Syncretism in Architecture

Mosque in Alexandria
Mosque in Alexandria


This mosque in Alexandria demonstrates the typical structure that one would expect of Middle Eastern Mosque. It has the domes and it has the geometric designs that one would expect to see. Also the crescents are visible. The coloring is different, this is due to Muslims assimilating to style of architecture.



Shahi Mosque in Pakistan
Shahi Mosque in Pakistan

The mosque of Pakistan has domes and towers similar to the ones in Alexandria.

Mosque in Cordoba, Spain
Mosque in Cordoba, Spain
This Mosque is the epitome of syncretism in the Islamic World.
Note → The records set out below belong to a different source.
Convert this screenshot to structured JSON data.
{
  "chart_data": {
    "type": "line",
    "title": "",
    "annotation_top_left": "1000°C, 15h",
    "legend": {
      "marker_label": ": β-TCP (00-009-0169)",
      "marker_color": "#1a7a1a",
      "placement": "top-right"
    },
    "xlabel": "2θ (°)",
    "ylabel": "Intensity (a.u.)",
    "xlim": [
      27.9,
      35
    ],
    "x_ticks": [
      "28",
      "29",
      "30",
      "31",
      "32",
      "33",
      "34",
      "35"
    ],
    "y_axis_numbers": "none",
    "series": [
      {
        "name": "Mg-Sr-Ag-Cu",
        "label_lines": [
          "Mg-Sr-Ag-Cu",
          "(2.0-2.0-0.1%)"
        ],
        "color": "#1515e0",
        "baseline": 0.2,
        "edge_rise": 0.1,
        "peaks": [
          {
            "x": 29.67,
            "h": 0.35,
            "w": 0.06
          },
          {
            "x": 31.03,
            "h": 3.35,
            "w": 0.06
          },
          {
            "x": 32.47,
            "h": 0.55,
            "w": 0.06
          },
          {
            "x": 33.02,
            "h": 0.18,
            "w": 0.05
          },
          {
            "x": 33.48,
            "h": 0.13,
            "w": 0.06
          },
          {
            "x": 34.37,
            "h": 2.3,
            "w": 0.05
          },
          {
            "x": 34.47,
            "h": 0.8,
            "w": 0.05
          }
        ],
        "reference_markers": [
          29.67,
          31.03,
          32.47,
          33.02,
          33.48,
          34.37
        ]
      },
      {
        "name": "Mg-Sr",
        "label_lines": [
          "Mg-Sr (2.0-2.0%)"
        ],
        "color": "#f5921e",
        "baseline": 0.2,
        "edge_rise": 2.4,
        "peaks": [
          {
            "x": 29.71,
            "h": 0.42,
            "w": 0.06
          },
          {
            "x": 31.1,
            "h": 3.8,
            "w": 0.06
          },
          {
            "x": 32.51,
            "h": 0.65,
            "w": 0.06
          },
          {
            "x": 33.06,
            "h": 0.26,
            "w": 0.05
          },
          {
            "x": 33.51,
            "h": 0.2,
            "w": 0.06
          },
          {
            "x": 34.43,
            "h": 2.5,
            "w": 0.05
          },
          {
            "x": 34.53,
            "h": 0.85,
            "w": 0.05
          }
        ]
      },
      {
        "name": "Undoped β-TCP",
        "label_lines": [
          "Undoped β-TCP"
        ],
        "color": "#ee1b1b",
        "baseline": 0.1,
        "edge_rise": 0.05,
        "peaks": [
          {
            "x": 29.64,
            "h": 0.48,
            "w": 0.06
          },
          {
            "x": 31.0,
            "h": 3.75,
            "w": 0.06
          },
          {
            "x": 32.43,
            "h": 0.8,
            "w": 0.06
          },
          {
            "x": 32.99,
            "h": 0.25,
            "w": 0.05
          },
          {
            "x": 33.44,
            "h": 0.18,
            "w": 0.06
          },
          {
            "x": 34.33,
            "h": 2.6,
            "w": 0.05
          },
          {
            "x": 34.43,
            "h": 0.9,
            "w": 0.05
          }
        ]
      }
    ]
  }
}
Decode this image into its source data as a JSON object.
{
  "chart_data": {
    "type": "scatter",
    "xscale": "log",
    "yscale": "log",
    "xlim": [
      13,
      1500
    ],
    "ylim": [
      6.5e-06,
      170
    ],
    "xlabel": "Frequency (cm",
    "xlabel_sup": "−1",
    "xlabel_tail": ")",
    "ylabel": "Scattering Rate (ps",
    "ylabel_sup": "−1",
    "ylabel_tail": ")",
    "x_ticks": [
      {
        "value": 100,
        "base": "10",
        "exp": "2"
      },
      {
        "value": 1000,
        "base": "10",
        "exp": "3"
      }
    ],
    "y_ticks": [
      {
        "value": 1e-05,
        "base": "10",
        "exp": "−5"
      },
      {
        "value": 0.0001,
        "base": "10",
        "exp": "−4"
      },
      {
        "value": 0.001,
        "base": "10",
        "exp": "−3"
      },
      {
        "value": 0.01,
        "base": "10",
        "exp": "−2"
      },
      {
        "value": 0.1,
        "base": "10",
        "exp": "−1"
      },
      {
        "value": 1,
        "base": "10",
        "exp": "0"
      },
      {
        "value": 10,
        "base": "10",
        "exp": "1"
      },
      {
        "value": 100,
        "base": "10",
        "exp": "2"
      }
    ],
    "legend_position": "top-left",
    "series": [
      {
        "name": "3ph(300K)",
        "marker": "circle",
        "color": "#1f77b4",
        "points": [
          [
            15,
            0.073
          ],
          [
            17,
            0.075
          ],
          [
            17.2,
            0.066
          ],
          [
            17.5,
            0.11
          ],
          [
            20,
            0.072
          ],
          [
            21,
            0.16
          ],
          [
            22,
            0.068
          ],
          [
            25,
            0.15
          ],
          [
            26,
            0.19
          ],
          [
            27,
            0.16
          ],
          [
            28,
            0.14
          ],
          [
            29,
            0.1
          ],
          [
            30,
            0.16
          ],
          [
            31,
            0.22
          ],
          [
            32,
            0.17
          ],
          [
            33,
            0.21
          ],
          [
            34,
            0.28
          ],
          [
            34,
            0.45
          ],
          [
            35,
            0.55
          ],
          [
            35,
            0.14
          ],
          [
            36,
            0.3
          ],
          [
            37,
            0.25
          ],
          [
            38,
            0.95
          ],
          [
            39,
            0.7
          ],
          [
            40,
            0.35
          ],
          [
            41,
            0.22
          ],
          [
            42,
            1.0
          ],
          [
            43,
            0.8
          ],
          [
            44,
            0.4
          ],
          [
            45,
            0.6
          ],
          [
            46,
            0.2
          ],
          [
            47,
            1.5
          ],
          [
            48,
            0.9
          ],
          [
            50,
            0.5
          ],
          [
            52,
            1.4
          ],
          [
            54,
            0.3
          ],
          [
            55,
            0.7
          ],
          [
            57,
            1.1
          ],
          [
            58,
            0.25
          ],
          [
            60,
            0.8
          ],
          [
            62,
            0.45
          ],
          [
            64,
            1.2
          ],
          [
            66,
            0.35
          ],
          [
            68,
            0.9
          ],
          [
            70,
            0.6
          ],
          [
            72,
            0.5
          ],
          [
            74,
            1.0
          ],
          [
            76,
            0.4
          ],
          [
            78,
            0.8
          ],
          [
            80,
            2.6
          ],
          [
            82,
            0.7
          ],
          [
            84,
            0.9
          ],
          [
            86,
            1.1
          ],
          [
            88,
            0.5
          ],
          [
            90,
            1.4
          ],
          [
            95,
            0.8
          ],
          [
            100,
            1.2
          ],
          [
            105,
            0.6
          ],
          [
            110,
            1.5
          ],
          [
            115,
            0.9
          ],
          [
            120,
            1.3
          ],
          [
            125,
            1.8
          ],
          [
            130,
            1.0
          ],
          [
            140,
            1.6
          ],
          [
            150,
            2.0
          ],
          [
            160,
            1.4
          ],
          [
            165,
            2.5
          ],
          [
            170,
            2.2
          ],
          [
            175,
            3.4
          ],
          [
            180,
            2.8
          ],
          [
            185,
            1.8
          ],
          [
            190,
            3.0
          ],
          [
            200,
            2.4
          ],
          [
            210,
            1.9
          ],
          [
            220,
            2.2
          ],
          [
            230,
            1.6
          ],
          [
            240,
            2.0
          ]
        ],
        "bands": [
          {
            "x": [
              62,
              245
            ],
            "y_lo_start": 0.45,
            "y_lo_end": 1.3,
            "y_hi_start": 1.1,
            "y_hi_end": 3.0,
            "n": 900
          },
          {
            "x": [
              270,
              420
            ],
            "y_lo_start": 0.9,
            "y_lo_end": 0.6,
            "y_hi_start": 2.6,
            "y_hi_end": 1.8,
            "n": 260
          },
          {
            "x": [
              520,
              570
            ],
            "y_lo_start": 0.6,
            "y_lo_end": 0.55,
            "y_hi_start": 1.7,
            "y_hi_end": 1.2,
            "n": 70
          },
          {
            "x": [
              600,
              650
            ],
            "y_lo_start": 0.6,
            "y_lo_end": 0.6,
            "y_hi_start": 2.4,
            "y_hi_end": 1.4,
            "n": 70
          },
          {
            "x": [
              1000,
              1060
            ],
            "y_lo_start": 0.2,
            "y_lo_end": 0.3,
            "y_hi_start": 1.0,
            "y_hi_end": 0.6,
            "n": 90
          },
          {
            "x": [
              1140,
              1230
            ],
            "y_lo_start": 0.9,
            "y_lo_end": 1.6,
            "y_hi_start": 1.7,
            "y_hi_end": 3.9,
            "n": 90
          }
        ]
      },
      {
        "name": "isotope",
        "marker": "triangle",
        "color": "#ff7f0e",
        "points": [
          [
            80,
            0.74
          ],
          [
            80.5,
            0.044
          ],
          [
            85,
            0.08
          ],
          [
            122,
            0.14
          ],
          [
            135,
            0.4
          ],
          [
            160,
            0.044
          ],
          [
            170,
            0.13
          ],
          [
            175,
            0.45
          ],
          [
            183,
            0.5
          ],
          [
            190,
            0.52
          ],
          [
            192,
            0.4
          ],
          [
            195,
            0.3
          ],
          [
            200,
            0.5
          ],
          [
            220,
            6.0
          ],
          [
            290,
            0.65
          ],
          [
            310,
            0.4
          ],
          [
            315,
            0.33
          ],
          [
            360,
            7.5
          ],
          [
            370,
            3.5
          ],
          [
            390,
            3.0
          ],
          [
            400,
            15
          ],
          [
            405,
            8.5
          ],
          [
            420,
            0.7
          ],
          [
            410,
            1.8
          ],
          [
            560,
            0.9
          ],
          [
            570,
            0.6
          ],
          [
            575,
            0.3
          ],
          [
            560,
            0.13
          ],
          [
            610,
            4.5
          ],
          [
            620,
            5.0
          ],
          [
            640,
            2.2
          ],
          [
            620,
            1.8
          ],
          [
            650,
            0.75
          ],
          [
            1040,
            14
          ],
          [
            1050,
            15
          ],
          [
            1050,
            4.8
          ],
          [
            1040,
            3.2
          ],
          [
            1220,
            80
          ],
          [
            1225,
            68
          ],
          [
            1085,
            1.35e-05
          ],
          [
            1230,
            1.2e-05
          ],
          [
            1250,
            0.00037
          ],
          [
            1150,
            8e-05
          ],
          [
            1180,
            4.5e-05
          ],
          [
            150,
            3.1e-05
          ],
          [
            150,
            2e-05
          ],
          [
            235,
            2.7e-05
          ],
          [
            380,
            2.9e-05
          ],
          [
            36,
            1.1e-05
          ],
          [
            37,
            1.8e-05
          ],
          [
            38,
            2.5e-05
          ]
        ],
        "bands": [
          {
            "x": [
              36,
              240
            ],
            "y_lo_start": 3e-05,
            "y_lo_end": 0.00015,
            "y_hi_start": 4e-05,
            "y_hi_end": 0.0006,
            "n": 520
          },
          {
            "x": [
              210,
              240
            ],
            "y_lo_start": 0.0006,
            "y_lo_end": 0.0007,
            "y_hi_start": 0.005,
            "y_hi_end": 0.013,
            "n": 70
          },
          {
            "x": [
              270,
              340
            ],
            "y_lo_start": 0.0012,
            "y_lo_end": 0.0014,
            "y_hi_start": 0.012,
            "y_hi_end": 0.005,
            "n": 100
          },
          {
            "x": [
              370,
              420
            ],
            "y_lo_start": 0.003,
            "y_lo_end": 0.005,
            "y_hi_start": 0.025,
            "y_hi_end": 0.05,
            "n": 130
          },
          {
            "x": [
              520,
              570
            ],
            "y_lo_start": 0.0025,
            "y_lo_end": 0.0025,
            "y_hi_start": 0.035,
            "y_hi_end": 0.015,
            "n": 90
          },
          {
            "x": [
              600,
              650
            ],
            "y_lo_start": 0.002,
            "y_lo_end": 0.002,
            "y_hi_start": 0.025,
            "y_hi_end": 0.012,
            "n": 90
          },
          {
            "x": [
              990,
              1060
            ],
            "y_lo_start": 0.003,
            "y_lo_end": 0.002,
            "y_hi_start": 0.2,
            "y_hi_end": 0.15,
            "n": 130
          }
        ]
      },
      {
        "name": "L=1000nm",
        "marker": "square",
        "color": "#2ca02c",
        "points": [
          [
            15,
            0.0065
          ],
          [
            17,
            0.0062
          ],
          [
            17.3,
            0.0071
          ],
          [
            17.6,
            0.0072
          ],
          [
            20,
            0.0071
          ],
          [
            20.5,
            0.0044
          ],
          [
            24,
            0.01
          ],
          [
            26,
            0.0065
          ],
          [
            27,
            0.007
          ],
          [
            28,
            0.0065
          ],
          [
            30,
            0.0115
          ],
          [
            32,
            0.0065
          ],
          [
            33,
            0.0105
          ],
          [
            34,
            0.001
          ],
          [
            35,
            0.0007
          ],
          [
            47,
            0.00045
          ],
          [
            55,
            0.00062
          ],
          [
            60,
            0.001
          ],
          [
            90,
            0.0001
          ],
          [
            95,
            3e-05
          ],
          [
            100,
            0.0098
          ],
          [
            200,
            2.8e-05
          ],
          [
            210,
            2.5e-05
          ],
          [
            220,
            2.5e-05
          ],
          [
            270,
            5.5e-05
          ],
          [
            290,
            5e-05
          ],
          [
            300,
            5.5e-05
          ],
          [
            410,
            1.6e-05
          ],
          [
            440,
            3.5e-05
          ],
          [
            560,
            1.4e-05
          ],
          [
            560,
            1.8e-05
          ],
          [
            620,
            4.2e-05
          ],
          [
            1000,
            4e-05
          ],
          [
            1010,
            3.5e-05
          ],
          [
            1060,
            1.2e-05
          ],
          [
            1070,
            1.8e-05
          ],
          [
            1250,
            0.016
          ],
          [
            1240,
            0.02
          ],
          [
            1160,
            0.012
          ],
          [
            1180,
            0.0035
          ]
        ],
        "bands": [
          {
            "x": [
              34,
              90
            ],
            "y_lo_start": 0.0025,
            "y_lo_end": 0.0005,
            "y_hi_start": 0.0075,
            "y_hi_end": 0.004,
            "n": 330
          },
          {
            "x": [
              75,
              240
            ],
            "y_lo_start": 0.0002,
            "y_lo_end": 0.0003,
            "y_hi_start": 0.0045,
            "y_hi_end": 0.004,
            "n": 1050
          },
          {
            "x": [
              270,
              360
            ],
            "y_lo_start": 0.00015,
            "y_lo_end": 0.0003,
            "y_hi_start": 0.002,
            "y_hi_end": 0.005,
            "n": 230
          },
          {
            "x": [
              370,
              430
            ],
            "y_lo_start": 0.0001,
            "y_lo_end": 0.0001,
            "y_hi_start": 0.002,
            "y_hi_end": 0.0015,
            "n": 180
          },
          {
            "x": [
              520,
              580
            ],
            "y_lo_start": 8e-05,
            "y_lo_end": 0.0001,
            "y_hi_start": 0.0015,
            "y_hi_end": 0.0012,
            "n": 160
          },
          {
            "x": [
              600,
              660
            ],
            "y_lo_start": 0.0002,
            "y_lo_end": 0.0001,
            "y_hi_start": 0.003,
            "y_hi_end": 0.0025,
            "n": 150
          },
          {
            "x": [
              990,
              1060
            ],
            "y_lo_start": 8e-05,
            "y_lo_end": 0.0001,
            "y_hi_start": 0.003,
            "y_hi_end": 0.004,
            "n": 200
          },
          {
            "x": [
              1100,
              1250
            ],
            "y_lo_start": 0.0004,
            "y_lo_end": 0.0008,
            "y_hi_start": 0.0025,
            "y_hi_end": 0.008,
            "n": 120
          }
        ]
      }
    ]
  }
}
Here we have a historic church built originally by the Visigoths. After the Moors conquered Spain, they purchased this church and converted it into a grand mosque. During the reign of the Moors, this Grand Mosque was the heart and center of the Muslim state in Spain, Al-Andalus. Elements of both Christianity and Islam are still evident in the mosque to this day, such as cathedral bells and a direction for the Qibla (towards Mecca) on one of the walls. Its architecture also combined Moorish and European elements that each portrayed the enormous influence both factions had on architecture during the time.

Mosque in Timbuktu
Mosque in Timbuktu
This mosque from Timbuktu prodvides another example of syncretism. The material that was used to build this place of worship is beaten clay, a technique that was pioneered by the architect Ishak al-Sahili, a Muslim from Spain.